A cidade não acabou. Nesse momento já havia várias outras serrarias no município, e a direção da Amacol fez o que podia ser feito, orientou a produção para a exportação de madeira serrada. A empresa então já não era nem a sombra do que fora antes, mas ela ainda valia uma fortuna, em terras e madeira.
Nesse momento então, a população de Portel viu ruir mais uma ilusão, aquela de que, se o controle da empresa estivesse nas mãos de brasileiros, a cidade se beneficiaria bem mais com os lucros gerados pelos trabalhadores e pela riqueza da região.
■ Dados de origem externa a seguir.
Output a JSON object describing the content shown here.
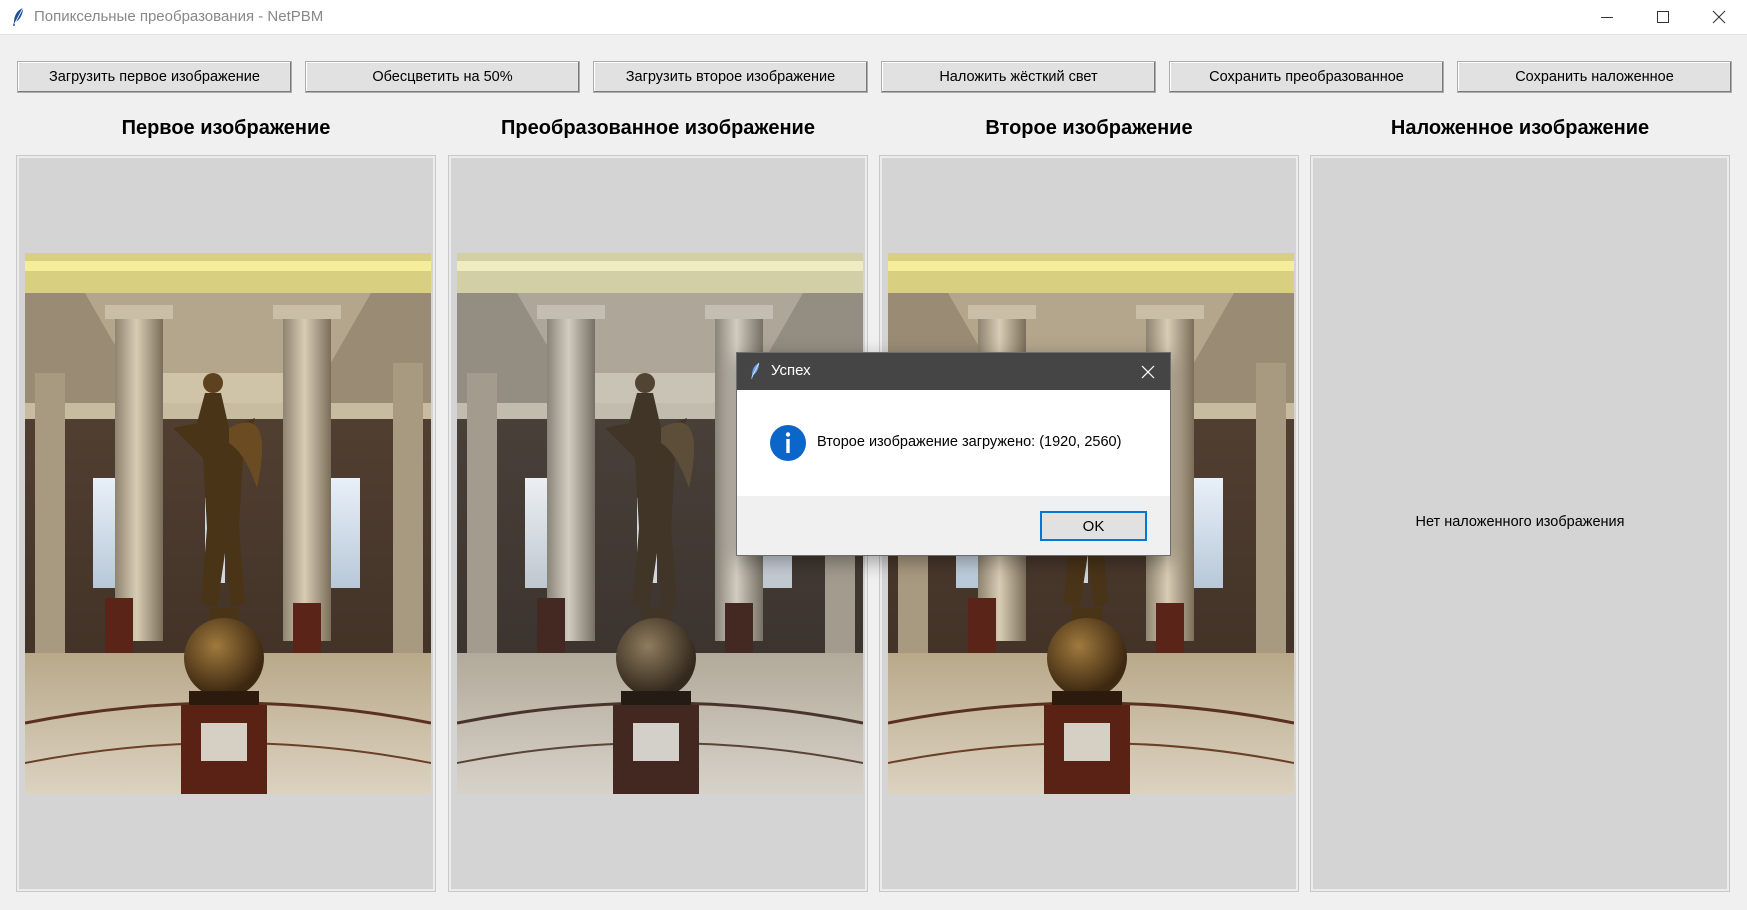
{
  "window": {
    "title": "Попиксельные преобразования - NetPBM",
    "app_icon": "feather-icon",
    "controls": [
      "minimize-icon",
      "maximize-icon",
      "close-icon"
    ]
  },
  "toolbar": {
    "buttons": [
      "Загрузить первое изображение",
      "Обесцветить на 50%",
      "Загрузить второе изображение",
      "Наложить жёсткий свет",
      "Сохранить преобразованное",
      "Сохранить наложенное"
    ]
  },
  "panels": [
    {
      "heading": "Первое изображение",
      "content": "photo-statue-hall"
    },
    {
      "heading": "Преобразованное изображение",
      "content": "photo-statue-hall-desaturated"
    },
    {
      "heading": "Второе изображение",
      "content": "photo-statue-hall"
    },
    {
      "heading": "Наложенное изображение",
      "empty_text": "Нет наложенного изображения"
    }
  ],
  "dialog": {
    "title": "Успех",
    "icon": "info-icon",
    "message": "Второе изображение загружено: (1920, 2560)",
    "ok_label": "OK"
  },
  "colors": {
    "window_bg": "#f0f0f0",
    "panel_bg": "#d4d4d4",
    "dialog_titlebar": "#454545",
    "accent": "#0078d7"
  }
}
Na realidade o fato de os seus responsáveis serem estrangeiros como que protegia a Amacol contra os interesses locais, ela funcionava quase que como um enclave. Mas no momento que brasileiros administravam a companhia, esse poder começou a ser alvejado de vários lados, e a Amacol não estava mais protegida contra interesses.
A fábrica de compensados da Amacol fechou em razão da conjuntura internacional, mas a serraria poderia ter funcionado por muito tempo, mesmo que não empregando mais tantos trabalhadores.
Mas nada justificava o que aconteceu em maio de 2008, quando uma turba de mais de duas mil pessoas, incitadas por aproveitadores políticos, invadiram o terreno, saquearam e queimaram as casas, não poupando nem mesmo o consultório do médico. Em meio ao caos, saques, confusão e até mortes, em meio à destruição daquele que a população uma vez acreditava ser o seu maior patrimônio.
Antiga guarita da fábrica sendo depredada por invasores.

E assim, em poucos dias, onde havia opulência e riqueza, nasceu um bolsão de pobreza, a favela da Portelinha.